Fig. 3. Phase separation of IRS-1 relies on self-association.

a Schematic diagram of IDR of mIRS-1 and its truncation mutants. b FLAG-tagged mIRS-1 mutant constructs as shown in (a) were co-transfected with GFP-mIRS-1 IDR (301–1233) into 293 T cells for immunoprecipitation analysis. c Schematic diagram of mIRS-1 and its deletion mutants. d FLAG-tagged and GFP-tagged mIRS-1 or mIRS-1 ΔSAR mutants were co-transfected into 293 T cells for immunoprecipitation analysis. Data in the bar graphs represent the means ± SEM values of the ratios of densities for three independent experiments. ***p < 0.001. e FLAG-tagged mIRS-1 mutant constructs were co-transfected with GFP-mIRS-1 301–600 into 293 T cells for immunoprecipitation analysis. f Representative confocal images of GFP-tagged mIRS-1, mIRS-1 ΔSAR mutant, and mIRS-1-TDP-43 mutant in C2C12 cells. Quantification results of GFP-mIRS-1 and mutant puncta are shown as violin plots (n = 80). ****p < 0.0001. ns: not significant. g Confocal images and quantification of GFP-mIRS-1-TDP-43 mutant fluorescence recovery after photobleaching. Scale bar, 1 µm. h Time-lapse imaging showing fusion of two GFP-mIRS-1-TDP-43 droplets in cells.

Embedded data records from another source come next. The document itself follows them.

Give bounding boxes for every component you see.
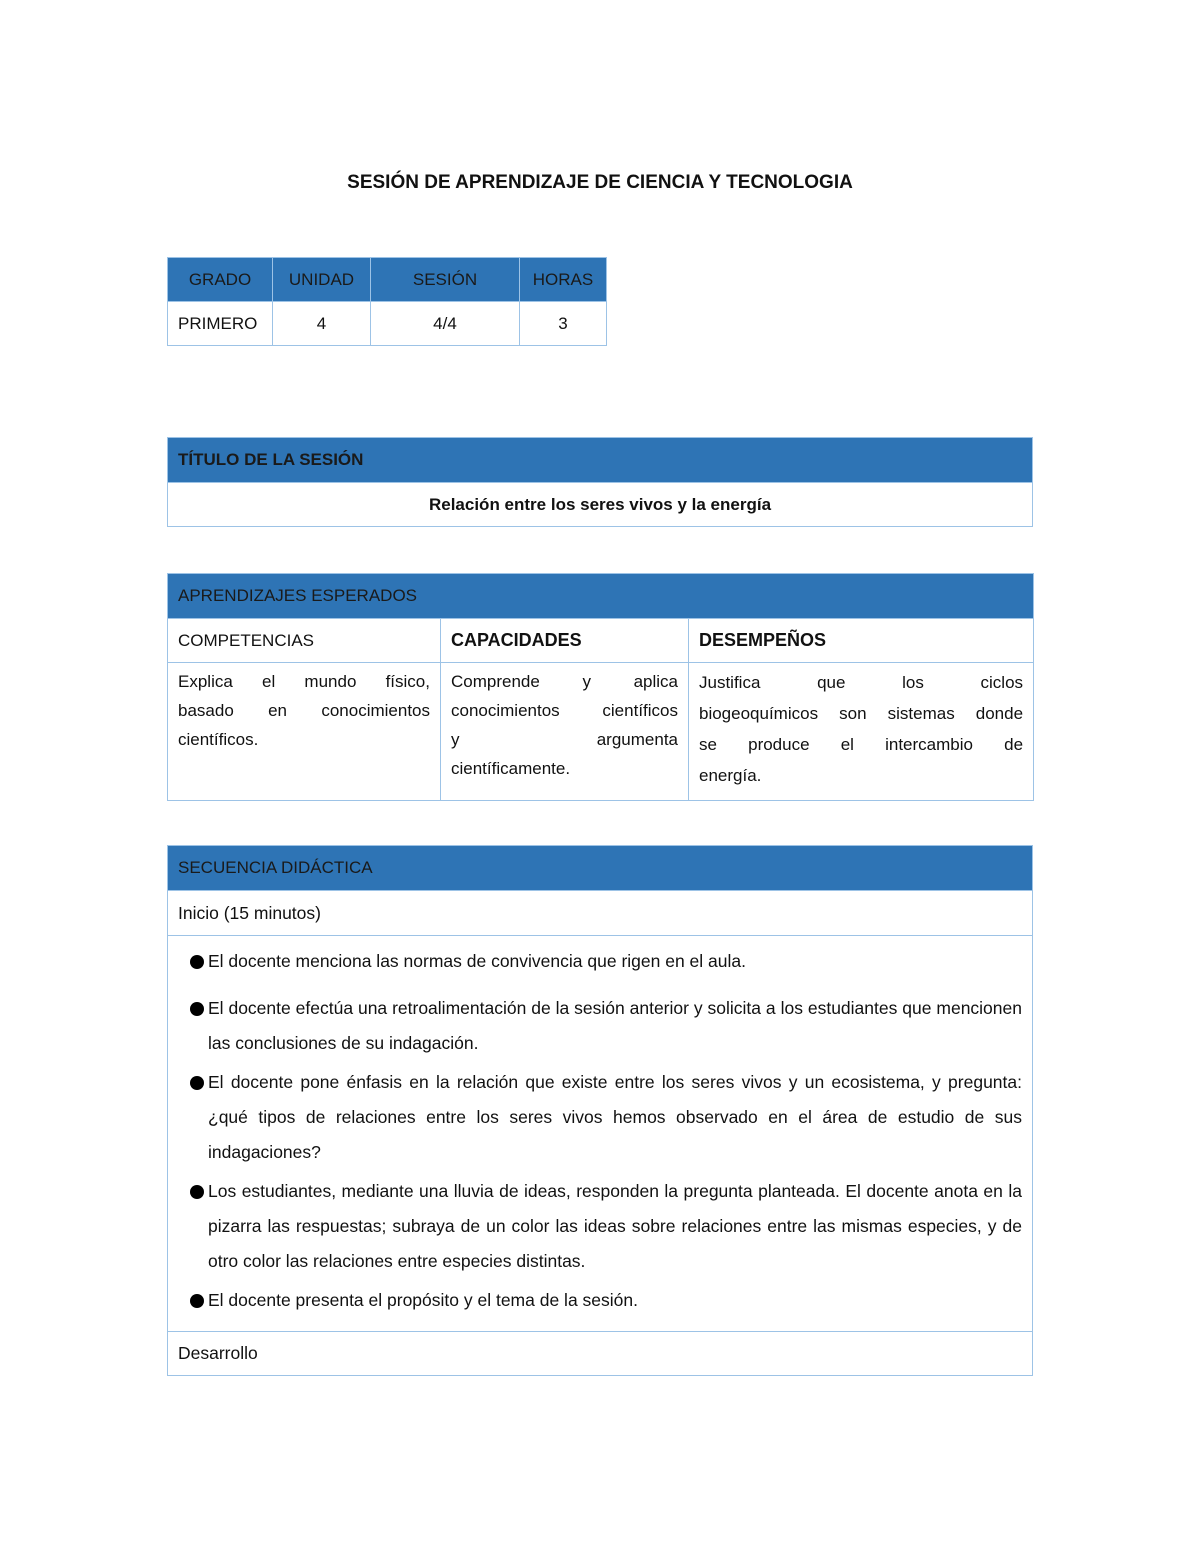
competencias-line: basado en conocimientos: [178, 701, 430, 720]
desempenos-line: energía.: [699, 766, 762, 785]
desarrollo-label: Desarrollo: [168, 1332, 1033, 1376]
header-grado: GRADO: [168, 258, 273, 302]
session-title-table: [167, 437, 1033, 527]
session-title-header: TÍTULO DE LA SESIÓN: [168, 438, 1033, 483]
sequence-table: [167, 845, 1033, 1376]
competencias-line: científicos.: [178, 730, 259, 749]
desempenos-line: Justifica que los ciclos: [699, 673, 1024, 692]
header-horas: HORAS: [520, 258, 607, 302]
header-unidad: UNIDAD: [273, 258, 371, 302]
list-item: [168, 991, 1032, 1061]
desempenos-line: se produce el intercambio de: [699, 735, 1024, 754]
bullet-icon: [190, 955, 204, 969]
desempenos-cell: [689, 663, 1034, 801]
bullet-icon: [190, 1185, 204, 1199]
session-title-value: Relación entre los seres vivos y la energía: [168, 483, 1033, 527]
inicio-label: Inicio (15 minutos): [168, 891, 1033, 936]
value-sesion: 4/4: [371, 302, 520, 346]
competencias-cell: [168, 663, 441, 801]
competencias-line: Explica el mundo físico,: [178, 672, 430, 691]
list-item-text: El docente efectúa una retroalimentación de la sesión anterior y solicita a los estudiantes que mencionen las conclusiones de su indagación.: [208, 998, 1022, 1053]
value-grado: PRIMERO: [168, 302, 273, 346]
desempenos-line: biogeoquímicos son sistemas donde: [699, 704, 1024, 723]
column-competencias: COMPETENCIAS: [168, 619, 441, 663]
capacidades-line: conocimientos científicos: [451, 701, 678, 720]
inicio-content: [168, 936, 1033, 1332]
list-item-text: El docente presenta el propósito y el tema de la sesión.: [208, 1290, 638, 1310]
list-item-text: El docente menciona las normas de convivencia que rigen en el aula.: [208, 951, 746, 971]
column-capacidades: CAPACIDADES: [441, 619, 689, 663]
learning-table: [167, 573, 1034, 801]
value-horas: 3: [520, 302, 607, 346]
value-unidad: 4: [273, 302, 371, 346]
header-sesion: SESIÓN: [371, 258, 520, 302]
list-item: [168, 1065, 1032, 1170]
list-item: [168, 944, 1032, 979]
list-item: [168, 1174, 1032, 1279]
column-desempenos: DESEMPEÑOS: [689, 619, 1034, 663]
capacidades-line: Comprende y aplica: [451, 672, 678, 691]
bullet-icon: [190, 1002, 204, 1016]
bullet-icon: [190, 1294, 204, 1308]
list-item: [168, 1283, 1032, 1318]
list-item-text: Los estudiantes, mediante una lluvia de ideas, responden la pregunta planteada. El docente anota en la pizarra las respuestas; subraya de un color las ideas sobre relaciones entre las mismas especies, y de otro color las relaciones entre especies distintas.: [208, 1181, 1022, 1271]
document-title: SESIÓN DE APRENDIZAJE DE CIENCIA Y TECNOLOGIA: [347, 172, 853, 193]
info-table: [167, 257, 607, 346]
sequence-header: SECUENCIA DIDÁCTICA: [168, 846, 1033, 891]
bullet-icon: [190, 1076, 204, 1090]
list-item-text: El docente pone énfasis en la relación que existe entre los seres vivos y un ecosistema, y pregunta: ¿qué tipos de relaciones entre los seres vivos hemos observado en el área de estudio de sus indagaciones?: [208, 1072, 1022, 1162]
learning-header: APRENDIZAJES ESPERADOS: [168, 574, 1034, 619]
capacidades-line: y argumenta: [451, 730, 678, 749]
capacidades-cell: [441, 663, 689, 801]
capacidades-line: científicamente.: [451, 759, 571, 778]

Scale bar, 1 µm. i Immunoblot analysis of the indicated proteins in C2C12-IRS-1 KO cell lines stably expressing GFP-mIRS-1 (mIRS-1 WT, mIRS-1 ΔSAR, mIRS-1 Δ600–800, mIRS-1 Δ800–1000, and mIRS-1 Δ1001–1233). j Confocal images of GFP-tagged mIRS-1 wildtype and mutants in C2C12 cell lines as indicated in (i). Scale bar, 10 µm. Quantification results of GFP-mIRS-1 or mutant puncta are shown as violin plots. ****p < 0.0001. ns not significant. k DIC images of FLAG-mIRS-1 and mIRS-1 ΔSAR LLPS. The proteins (1 μM) were incubated with phase separation buffer at room temperature for 20 min. Scale bar, 20 µm.